[ewg] [PATCH] Make multicast and path record queue flexible.

Jason Gunthorpe jgunthorpe at obsidianresearch.com
Tue Oct 5 13:55:45 PDT 2010


On Tue, Oct 05, 2010 at 03:43:47PM -0500, Christoph Lameter wrote:

> > Using .22 will generally solve the problems with sychronizing the
> > IPoIB gateway to the state of the IGMPv3 clients. Yes, there will
> > still be some unknown lag in building the IB side of the network and
> > for the router(s) to get ready to handle the group - but at least it
> > is no longer dependent on any timeouts.
> 
> How do you propose to handle the IB level join to 224.0.0.22 to avoid
> packet loss there? IGMP messages will still get lost because of that.

First, the routers all join the group at startup and stay joined
forever. This avoids the race in the route joining a new MGID after
the client creates it, but before the IGMPv2 report is sent. I expect
this is a major source of delay and uncertainty

Second, since all clients join this group as send-only it becomes
possible for the SM to do reasonable things - for instance the MLID
can be pre-provisioned as send-only from any end-port and thus after
the SM replies with a MLID the MLID is guaranteed good for send-only
use immediately.

Third, once the client etners IGMPv3 mode and joins the group (maybe
at system boot?) it stays joined forever.

Finally, by sending multicast packets to the broadcast during the time
the MLID is unknown we can pretty much guarantee that the first IGMPv3
packet that is sent to .22 will reach all routers in a timely fashion.
(Hence my objection to Aleksey's approach)

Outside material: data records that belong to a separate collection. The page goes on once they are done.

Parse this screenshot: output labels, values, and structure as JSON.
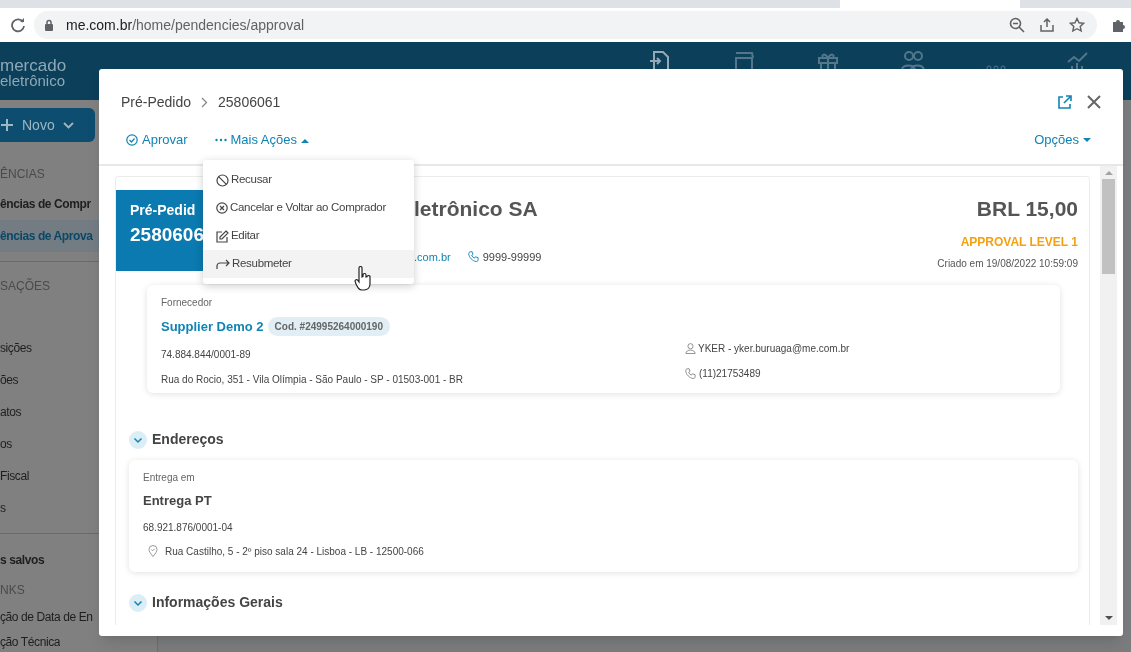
{
  "browser": {
    "url_host": "me.com.br",
    "url_path": "/home/pendencies/approval"
  },
  "app": {
    "logo": [
      "mercado",
      "eletrônico"
    ],
    "new_button": "Novo",
    "sidebar_groups": [
      {
        "items": [
          {
            "text": "ÊNCIAS",
            "kind": "heading"
          },
          {
            "text": "ências de Compr",
            "kind": "item",
            "selected": false
          },
          {
            "text": "ências de Aprova",
            "kind": "item",
            "selected": true
          }
        ]
      },
      {
        "items": [
          {
            "text": "SAÇÕES",
            "kind": "heading"
          },
          {
            "text": "sições",
            "kind": "item",
            "selected": false
          },
          {
            "text": "ões",
            "kind": "item",
            "selected": false
          },
          {
            "text": "atos",
            "kind": "item",
            "selected": false
          },
          {
            "text": "os",
            "kind": "item",
            "selected": false
          },
          {
            "text": "Fiscal",
            "kind": "item",
            "selected": false
          },
          {
            "text": "s",
            "kind": "item",
            "selected": false
          }
        ]
      },
      {
        "items": [
          {
            "text": "s salvos",
            "kind": "item",
            "selected": false
          },
          {
            "text": "NKS",
            "kind": "heading"
          },
          {
            "text": "ção de Data de En",
            "kind": "link"
          },
          {
            "text": "ção Técnica",
            "kind": "link"
          }
        ]
      }
    ]
  },
  "modal": {
    "breadcrumb": [
      "Pré-Pedido",
      "25806061"
    ],
    "toolbar": {
      "approve": "Aprovar",
      "more_actions": "Mais Ações",
      "options": "Opções"
    },
    "menu": [
      {
        "label": "Recusar",
        "hovered": false
      },
      {
        "label": "Cancelar e Voltar ao Comprador",
        "hovered": false
      },
      {
        "label": "Editar",
        "hovered": false
      },
      {
        "label": "Resubmeter",
        "hovered": true
      }
    ],
    "order": {
      "type": "Pré-Pedid",
      "number": "2580606",
      "buyer": "letrônico SA",
      "email": ".com.br",
      "phone": "9999-99999",
      "total": "BRL 15,00",
      "status": "APPROVAL LEVEL 1",
      "created": "Criado em 19/08/2022 10:59:09"
    },
    "supplier": {
      "label": "Fornecedor",
      "name": "Supplier Demo 2",
      "code": "Cod. #24995264000190",
      "tax_id": "74.884.844/0001-89",
      "address": "Rua do Rocio, 351 - Vila Olímpia - São Paulo - SP - 01503-001 - BR",
      "contact": "YKER - yker.buruaga@me.com.br",
      "phone": "(11)21753489"
    },
    "sections": [
      {
        "title": "Endereços",
        "expanded": true,
        "card": {
          "label": "Entrega em",
          "name": "Entrega PT",
          "tax_id": "68.921.876/0001-04",
          "address": "Rua Castilho, 5 - 2º piso sala 24 - Lisboa - LB - 12500-066"
        }
      },
      {
        "title": "Informações Gerais",
        "expanded": true
      }
    ]
  }
}
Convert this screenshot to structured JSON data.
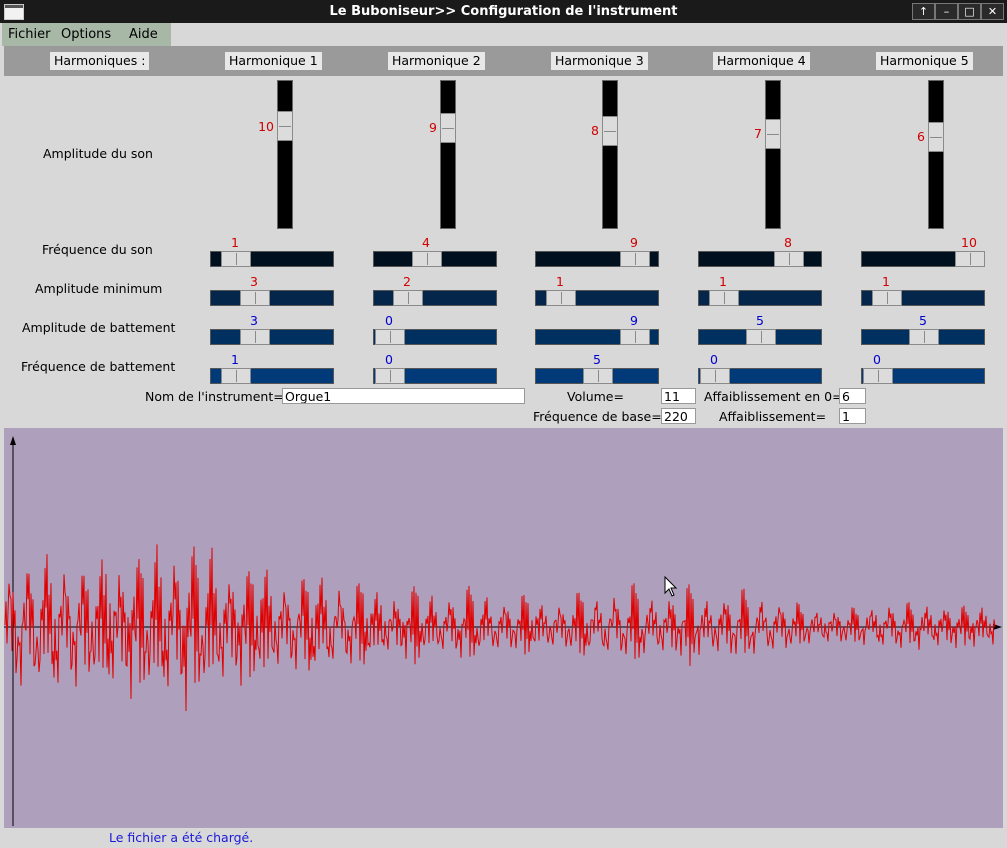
{
  "window": {
    "title": "Le Buboniseur>> Configuration de l'instrument"
  },
  "menu": {
    "fichier": "Fichier",
    "options": "Options",
    "aide": "Aide"
  },
  "header": {
    "label": "Harmoniques :",
    "harmonics": [
      "Harmonique 1",
      "Harmonique 2",
      "Harmonique 3",
      "Harmonique 4",
      "Harmonique 5"
    ]
  },
  "rows": {
    "amplitude_son": "Amplitude du son",
    "frequence_son": "Fréquence du son",
    "amplitude_min": "Amplitude minimum",
    "amplitude_batt": "Amplitude de battement",
    "frequence_batt": "Fréquence de battement"
  },
  "values": {
    "amplitude_son": [
      10,
      9,
      8,
      7,
      6
    ],
    "frequence_son": [
      1,
      4,
      9,
      8,
      10
    ],
    "amplitude_min": [
      3,
      2,
      1,
      1,
      1
    ],
    "amplitude_batt": [
      3,
      0,
      9,
      5,
      5
    ],
    "frequence_batt": [
      1,
      0,
      5,
      0,
      0
    ]
  },
  "fields": {
    "nom_label": "Nom de l'instrument=",
    "nom_value": "Orgue1",
    "volume_label": "Volume=",
    "volume_value": "11",
    "freq_base_label": "Fréquence de base=",
    "freq_base_value": "220",
    "affaib0_label": "Affaiblissement en 0=",
    "affaib0_value": "6",
    "affaib_label": "Affaiblissement=",
    "affaib_value": "1"
  },
  "status": "Le fichier a été chargé.",
  "colors": {
    "plot_bg": "#aea0bc",
    "wave": "#e00000",
    "value_red": "#d00000",
    "value_blue": "#0000cc"
  }
}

Basically, this completely solves the IGMP client to IPoIB router
communication problem. Yes, there will still be an unknown time until
the IB network, router, and whatever is beyond the router is ready to
actually process packets on a new group - BUT that is normal for IP
multicast! The main point is that without lost IGMP packets things can
proceed without relying on timeouts.